Say you are planning an overhaul of your site’s main navigation/information architecture and it’s been several years since the site was launched. Your industry has expanded, and you recognize through the data there is a real need to improve organization to best serve your users.

You could rely on competitor sites or pre-existing understanding of your target audiences to get ideas for how to organize information, and this may get you partway there. But how well do you truly know your users? What if competitors have done the same thing and they made incorrect assumptions that you're at risk of repeating? What opportunities are you missing that speaking directly with users would quickly reveal?

A card sorting exercise is one technique we use when designing navigation structures. It allows your users to group and organize the information in a way most meaningful to them, so you can confidently reorganize the content structure of your site in a way users will find easy to use and understand.

User research is a goldmine of insights about target audiences, and those insights directly lead to downstream benefits, including:

  • Building the right thing, the first time
  • Getting to MVP more quickly with a truly useful mix of features and functionality
  • More economical projects, because you’re not wasting money on unnecessary features and functionality or on rewriting things that didn’t appropriately meet user needs
  • Reduced operational costs from customer and sales support having to address unmet user needs
  • Happier, more loyal customers, who will continue to add value and advocate for your brand

There are such a variety of ways to learn from your target audiences, we feel strongly there are no projects that wouldn’t benefit from some level of user research.

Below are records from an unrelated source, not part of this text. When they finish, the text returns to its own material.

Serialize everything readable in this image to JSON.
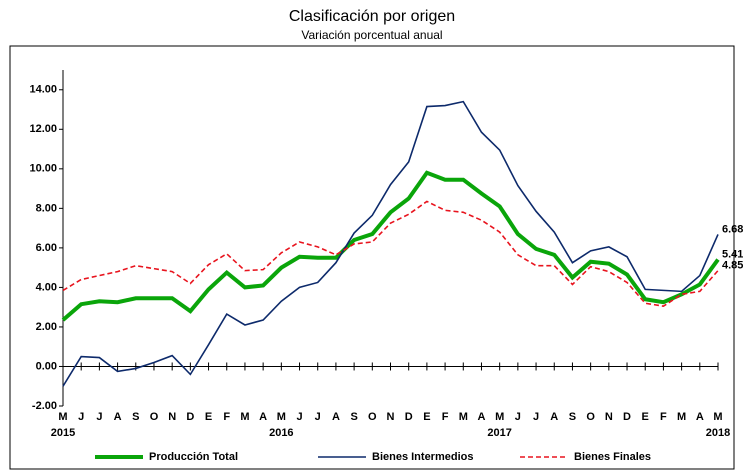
{
  "chart_data": {
    "type": "line",
    "title": "Clasificación por origen",
    "subtitle": "Variación porcentual anual",
    "categories": [
      "M",
      "J",
      "J",
      "A",
      "S",
      "O",
      "N",
      "D",
      "E",
      "F",
      "M",
      "A",
      "M",
      "J",
      "J",
      "A",
      "S",
      "O",
      "N",
      "D",
      "E",
      "F",
      "M",
      "A",
      "M",
      "J",
      "J",
      "A",
      "S",
      "O",
      "N",
      "D",
      "E",
      "F",
      "M",
      "A",
      "M"
    ],
    "year_row": [
      "2015",
      null,
      null,
      null,
      null,
      null,
      null,
      null,
      null,
      null,
      null,
      null,
      "2016",
      null,
      null,
      null,
      null,
      null,
      null,
      null,
      null,
      null,
      null,
      null,
      "2017",
      null,
      null,
      null,
      null,
      null,
      null,
      null,
      null,
      null,
      null,
      null,
      "2018"
    ],
    "ylim": [
      -2,
      15
    ],
    "yticks": [
      {
        "value": -2,
        "label": "-2.00"
      },
      {
        "value": 0,
        "label": "0.00"
      },
      {
        "value": 2,
        "label": "2.00"
      },
      {
        "value": 4,
        "label": "4.00"
      },
      {
        "value": 6,
        "label": "6.00"
      },
      {
        "value": 8,
        "label": "8.00"
      },
      {
        "value": 10,
        "label": "10.00"
      },
      {
        "value": 12,
        "label": "12.00"
      },
      {
        "value": 14,
        "label": "14.00"
      }
    ],
    "series": [
      {
        "name": "Producción Total",
        "color": "#0aa50a",
        "dashed": false,
        "width": 4,
        "values": [
          2.35,
          3.15,
          3.3,
          3.25,
          3.45,
          3.45,
          3.45,
          2.8,
          3.9,
          4.75,
          4.0,
          4.1,
          5.0,
          5.55,
          5.5,
          5.5,
          6.4,
          6.7,
          7.8,
          8.5,
          9.8,
          9.45,
          9.45,
          8.75,
          8.1,
          6.7,
          5.95,
          5.65,
          4.5,
          5.3,
          5.2,
          4.65,
          3.4,
          3.25,
          3.65,
          4.15,
          5.41
        ],
        "value_labels": [
          null,
          null,
          null,
          null,
          null,
          null,
          null,
          null,
          null,
          null,
          null,
          null,
          null,
          null,
          null,
          null,
          null,
          null,
          null,
          null,
          null,
          null,
          null,
          null,
          null,
          null,
          null,
          null,
          null,
          null,
          null,
          null,
          null,
          null,
          null,
          null,
          "5.41"
        ]
      },
      {
        "name": "Bienes Intermedios",
        "color": "#0d2a6b",
        "dashed": false,
        "width": 1.6,
        "values": [
          -1.0,
          0.5,
          0.45,
          -0.25,
          -0.1,
          0.2,
          0.55,
          -0.4,
          1.1,
          2.65,
          2.1,
          2.35,
          3.3,
          4.0,
          4.25,
          5.25,
          6.75,
          7.65,
          9.2,
          10.35,
          13.15,
          13.2,
          13.4,
          11.85,
          10.95,
          9.15,
          7.85,
          6.8,
          5.25,
          5.85,
          6.05,
          5.55,
          3.9,
          3.85,
          3.8,
          4.6,
          6.68
        ],
        "value_labels": [
          null,
          null,
          null,
          null,
          null,
          null,
          null,
          null,
          null,
          null,
          null,
          null,
          null,
          null,
          null,
          null,
          null,
          null,
          null,
          null,
          null,
          null,
          null,
          null,
          null,
          null,
          null,
          null,
          null,
          null,
          null,
          null,
          null,
          null,
          null,
          null,
          "6.68"
        ]
      },
      {
        "name": "Bienes Finales",
        "color": "#e8141e",
        "dashed": true,
        "width": 1.6,
        "values": [
          3.85,
          4.4,
          4.6,
          4.8,
          5.1,
          4.95,
          4.8,
          4.2,
          5.15,
          5.7,
          4.85,
          4.9,
          5.75,
          6.3,
          6.05,
          5.65,
          6.2,
          6.3,
          7.25,
          7.7,
          8.35,
          7.9,
          7.8,
          7.4,
          6.8,
          5.65,
          5.1,
          5.1,
          4.15,
          5.05,
          4.8,
          4.25,
          3.2,
          3.05,
          3.65,
          3.8,
          4.85
        ],
        "value_labels": [
          null,
          null,
          null,
          null,
          null,
          null,
          null,
          null,
          null,
          null,
          null,
          null,
          null,
          null,
          null,
          null,
          null,
          null,
          null,
          null,
          null,
          null,
          null,
          null,
          null,
          null,
          null,
          null,
          null,
          null,
          null,
          null,
          null,
          null,
          null,
          null,
          "4.85"
        ]
      }
    ]
  }
}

A user research success story

One of our clients is in the higher education space. They came to Acumium looking for someone to do user research on several websites with a focus on gaining qualitative insights. Prior research through another company had only provided quantitative data, and while the changes they implemented as a result of this research resulted in more leads, they saw fewer quality leads and a reduction in conversions.

Working with our client’s team, we identified several methods for collecting qualitative insights from representative users about their needs along with what was and was not working on these sites.

Through a combination of usability testing and direct interviews, we were able to confirm areas that worked well for users and pinpoint key opportunities for improvement. With this data, Acumium was able to provide our client with actionable, prioritized insights to streamline their websites for improved usability.